A few years ago a friend of mine asked me the following Perl riddle. Unfortunately, in order to solve it you must know Perl. As I like Python much better, I translated the riddle to Python. Attached are both versions.

I admit the Perl version is a bit more cryptic and if you know both Perl and Python you should try to solve the Perl version (but use Python for everything else in life :-) ).

Oh, and try to solve the riddle without running it (run it only as a last resort).

Perl Version

perl -wle 'print "True" if (1 x shift) !~ /^1?$|^(11+?)\1+$/' [number]

Python Version

python -c "import sys, re; print None == re.match('^1?$|^(11+?)\\1+$','1'*int(sys.argv[1]))" [number]

To alleviate all doubt – [number] denotes a numeric command line argument (e.g. 17).

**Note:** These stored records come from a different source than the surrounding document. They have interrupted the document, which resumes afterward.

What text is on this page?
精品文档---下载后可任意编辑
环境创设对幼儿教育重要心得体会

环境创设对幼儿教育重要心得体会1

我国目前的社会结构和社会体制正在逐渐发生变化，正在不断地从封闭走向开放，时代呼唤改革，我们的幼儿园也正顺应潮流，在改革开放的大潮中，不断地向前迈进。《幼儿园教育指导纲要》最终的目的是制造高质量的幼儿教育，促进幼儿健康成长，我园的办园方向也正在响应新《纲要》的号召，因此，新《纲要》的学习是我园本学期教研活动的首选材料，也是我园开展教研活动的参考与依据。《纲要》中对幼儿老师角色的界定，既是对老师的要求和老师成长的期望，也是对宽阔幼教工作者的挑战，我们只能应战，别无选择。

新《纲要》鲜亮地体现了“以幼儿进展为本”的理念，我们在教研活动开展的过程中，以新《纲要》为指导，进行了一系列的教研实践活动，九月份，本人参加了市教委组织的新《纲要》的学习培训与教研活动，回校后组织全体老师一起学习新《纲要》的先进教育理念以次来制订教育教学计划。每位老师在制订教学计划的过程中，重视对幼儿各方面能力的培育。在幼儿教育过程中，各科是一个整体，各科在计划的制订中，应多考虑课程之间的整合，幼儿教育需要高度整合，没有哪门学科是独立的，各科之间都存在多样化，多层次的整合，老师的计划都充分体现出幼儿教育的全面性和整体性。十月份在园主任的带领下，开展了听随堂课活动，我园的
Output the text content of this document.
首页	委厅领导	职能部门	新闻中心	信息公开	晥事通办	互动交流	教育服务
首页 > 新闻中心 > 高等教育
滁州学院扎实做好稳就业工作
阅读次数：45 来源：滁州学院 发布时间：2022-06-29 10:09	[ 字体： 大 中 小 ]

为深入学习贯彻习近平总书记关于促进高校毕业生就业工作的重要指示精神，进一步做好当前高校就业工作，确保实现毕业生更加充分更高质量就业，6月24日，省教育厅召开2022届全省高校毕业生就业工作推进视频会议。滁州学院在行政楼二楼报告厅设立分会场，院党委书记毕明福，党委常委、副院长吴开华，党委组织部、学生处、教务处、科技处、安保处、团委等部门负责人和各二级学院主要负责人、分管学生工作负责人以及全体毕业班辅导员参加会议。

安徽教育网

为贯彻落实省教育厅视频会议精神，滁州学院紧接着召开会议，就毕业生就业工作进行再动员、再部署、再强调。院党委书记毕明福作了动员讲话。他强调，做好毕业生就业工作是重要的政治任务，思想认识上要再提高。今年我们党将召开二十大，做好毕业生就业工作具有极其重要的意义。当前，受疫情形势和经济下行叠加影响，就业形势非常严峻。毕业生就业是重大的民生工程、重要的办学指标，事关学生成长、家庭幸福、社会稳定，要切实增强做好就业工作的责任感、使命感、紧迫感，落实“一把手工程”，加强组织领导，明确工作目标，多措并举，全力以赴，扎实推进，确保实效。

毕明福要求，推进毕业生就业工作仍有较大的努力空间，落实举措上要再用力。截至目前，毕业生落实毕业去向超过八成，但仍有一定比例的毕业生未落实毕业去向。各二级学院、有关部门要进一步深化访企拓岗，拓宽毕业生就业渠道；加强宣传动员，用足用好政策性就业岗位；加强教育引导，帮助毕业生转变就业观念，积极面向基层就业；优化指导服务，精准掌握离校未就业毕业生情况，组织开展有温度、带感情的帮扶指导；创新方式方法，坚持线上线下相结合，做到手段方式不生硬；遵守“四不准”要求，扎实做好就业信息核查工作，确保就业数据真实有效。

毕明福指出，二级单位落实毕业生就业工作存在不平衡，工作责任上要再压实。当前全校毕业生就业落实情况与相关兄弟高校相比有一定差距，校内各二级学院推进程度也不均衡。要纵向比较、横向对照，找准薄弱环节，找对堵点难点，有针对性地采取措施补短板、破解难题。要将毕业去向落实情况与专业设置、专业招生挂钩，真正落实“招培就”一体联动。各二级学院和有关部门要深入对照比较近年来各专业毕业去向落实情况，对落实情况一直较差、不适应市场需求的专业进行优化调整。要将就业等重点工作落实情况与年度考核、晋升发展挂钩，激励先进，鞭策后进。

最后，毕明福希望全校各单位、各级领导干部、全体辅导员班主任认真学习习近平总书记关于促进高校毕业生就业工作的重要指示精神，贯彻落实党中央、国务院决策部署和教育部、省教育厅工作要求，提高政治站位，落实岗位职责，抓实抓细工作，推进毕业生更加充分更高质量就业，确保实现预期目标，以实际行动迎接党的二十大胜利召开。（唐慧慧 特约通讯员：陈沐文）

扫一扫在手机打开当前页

Spoiler Alert - Solution Ahead!

So let’s dissect the Perl version (the python one is very similar). Let’s start by considering the high level structure of this one liner:

perl -wle 'print "True" if (1 x shift) !~ /.../' [number]

We are taking the number argument, creating a string containing only “1”s of length that number and comparing it to a regular expression (RE). We will print “True” only if it doesn’t match the regular expression.

What is the regular expression? Let’s have a closer look:

/^1?$|^(11+?)\1+$/

We are ORing (‘|’) two REs. The first one matches the empty string or the string that is just “1”. So we will not print “True” if our number is 0 or 1. The second RE, looks for a string, call it \(S_k\) of length k (\(k \ge 2\)) consisting only of “1”s, and matches if we can cover the entirety of the original string, with copies of \(S_k\). Did you get it? This is (an extremely inefficient) one-line prime number detector!